- Promotional poster
- Based on: Confessions of a Sociopathic Social Climber by Adèle Lang
- Teleplay by: Eric Charmelo; Nicole Snyder;
- Directed by: Dana Lustig
- Starring: Jennifer Love Hewitt; Colin Ferguson; James Kirk; Dan Roebuck; Sonja Bennett; Joey Lawrence;
- Music by: Phil Marshall
- Country of origin: United States
- Original language: English

Production
- Producer: Evan Tylor
- Cinematography: Luc Montpellier
- Editor: Richard Schwadel
- Running time: 96 minutes
- Production companies: Once Upon a Time Films; Nomadic Pictures; Evolution Pictures;

Original release
- Network: Oxygen
- Release: March 12, 2005

= Confessions of a Sociopathic Social Climber =

2005 television film by Dana Lustig

Confessions of a Sociopathic Social Climber (also known as The Social Climber) is a 2005 American romantic comedy television film directed by Dana Lustig, based on the 1998 novel of the same name by Adèle Lang.
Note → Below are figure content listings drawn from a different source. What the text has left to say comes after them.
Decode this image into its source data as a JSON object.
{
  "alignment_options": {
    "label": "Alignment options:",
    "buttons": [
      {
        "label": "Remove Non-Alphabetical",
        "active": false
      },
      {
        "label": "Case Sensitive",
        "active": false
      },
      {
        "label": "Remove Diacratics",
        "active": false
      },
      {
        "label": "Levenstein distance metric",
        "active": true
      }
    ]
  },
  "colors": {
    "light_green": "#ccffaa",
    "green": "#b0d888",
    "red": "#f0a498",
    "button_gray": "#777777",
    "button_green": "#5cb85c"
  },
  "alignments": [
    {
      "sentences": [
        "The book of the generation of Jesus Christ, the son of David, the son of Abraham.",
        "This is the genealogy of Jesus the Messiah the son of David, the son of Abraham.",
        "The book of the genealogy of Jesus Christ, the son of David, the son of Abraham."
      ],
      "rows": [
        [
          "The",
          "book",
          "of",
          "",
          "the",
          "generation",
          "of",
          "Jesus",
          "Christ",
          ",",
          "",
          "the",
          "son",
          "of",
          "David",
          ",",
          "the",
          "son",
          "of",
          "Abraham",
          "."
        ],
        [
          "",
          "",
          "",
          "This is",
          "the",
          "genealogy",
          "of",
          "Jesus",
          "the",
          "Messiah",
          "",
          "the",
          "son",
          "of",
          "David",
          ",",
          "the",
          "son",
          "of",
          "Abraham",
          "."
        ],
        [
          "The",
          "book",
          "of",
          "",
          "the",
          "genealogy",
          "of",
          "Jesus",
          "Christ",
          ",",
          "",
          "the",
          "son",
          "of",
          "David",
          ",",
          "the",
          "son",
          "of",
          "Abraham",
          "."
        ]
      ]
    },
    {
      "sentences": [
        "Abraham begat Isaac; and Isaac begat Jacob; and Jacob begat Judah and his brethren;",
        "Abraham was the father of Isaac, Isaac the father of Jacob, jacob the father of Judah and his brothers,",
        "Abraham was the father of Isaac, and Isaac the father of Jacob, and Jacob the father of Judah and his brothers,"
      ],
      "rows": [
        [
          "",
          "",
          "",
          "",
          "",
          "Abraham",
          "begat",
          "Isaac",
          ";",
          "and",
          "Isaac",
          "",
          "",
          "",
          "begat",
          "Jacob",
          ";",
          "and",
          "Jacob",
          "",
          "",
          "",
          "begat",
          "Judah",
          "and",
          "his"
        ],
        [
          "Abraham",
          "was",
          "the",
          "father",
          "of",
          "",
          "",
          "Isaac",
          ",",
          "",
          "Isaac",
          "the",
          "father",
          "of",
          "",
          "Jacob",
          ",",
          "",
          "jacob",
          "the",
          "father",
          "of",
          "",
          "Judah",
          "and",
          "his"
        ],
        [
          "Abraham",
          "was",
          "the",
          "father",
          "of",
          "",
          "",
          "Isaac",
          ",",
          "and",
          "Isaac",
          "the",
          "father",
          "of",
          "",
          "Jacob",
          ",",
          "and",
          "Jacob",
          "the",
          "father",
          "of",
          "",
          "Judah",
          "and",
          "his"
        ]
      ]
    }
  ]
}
It premiered on Oxygen on March 12, 2005, and stars Jennifer Love Hewitt as 28-year-old Katya, an advertising executive more concerned with being a well-known socialite than being a good person. It co-stars Colin Ferguson, James Kirk, Dan Roebuck, Sonja Bennett, and Joey Lawrence.

==Plot==
Katya Livingston is an ad exec living in San Francisco. Her accountant goes to prison and advises her to keep a journal of all of her expenses as she is sure to be audited. Katya is vain and selfish, trying to keep up with society by wearing designer knock offs and trying to get into all of the hottest clubs. She is best friends with Eliza: a well meaning do-gooder, Ferguson: a gay male escort with self-esteem issues and a long list of ex-boyfriends, and Frangiapani: a woman that has been married several times.

Katya finds out about the Royal Ball, a benefit for Youth Aid International and the biggest social event of the season. It will be thrown by socialite sisters Dove and Fawn Greenstein. She finds out that she has not been invited because of an indiscretion she mistakenly had with Dove Greenstein's husband on their wedding day and then later revealed Dove's real age to a local tabloid. She is desperate to go, especially when she finds out all of her friends are going.

==Cast==
- Jennifer Love Hewitt as Katy "Katya" Livingston
- Colin Ferguson as Charles "Chuck" Fitz
- Joey Lawrence as Ferguson "Ferg" Smith
- Natassia Malthe as Frangiapani "Fran" Lee
- Daniel Roebuck as Alex "Lion" Krosgrov
- James Kirk as Sebastian
- Sonja Bennett as Eliza
- Stefanie Von Pfetten as Dove Greenstein
- Jennifer Clement as Gatekeeper
- David Lewis as Stan
- David Richmond-Peck as Teddy
- Meshach Peters as Sabelo
- Preston Cook as Bob
- Mike Viala as Steve
- Zak Santiago as Geoffrey

==Production==
The film was shot on Vancouver Island, despite being set in San Francisco.

==Reception==
CineMagazine rated the film 2 stars.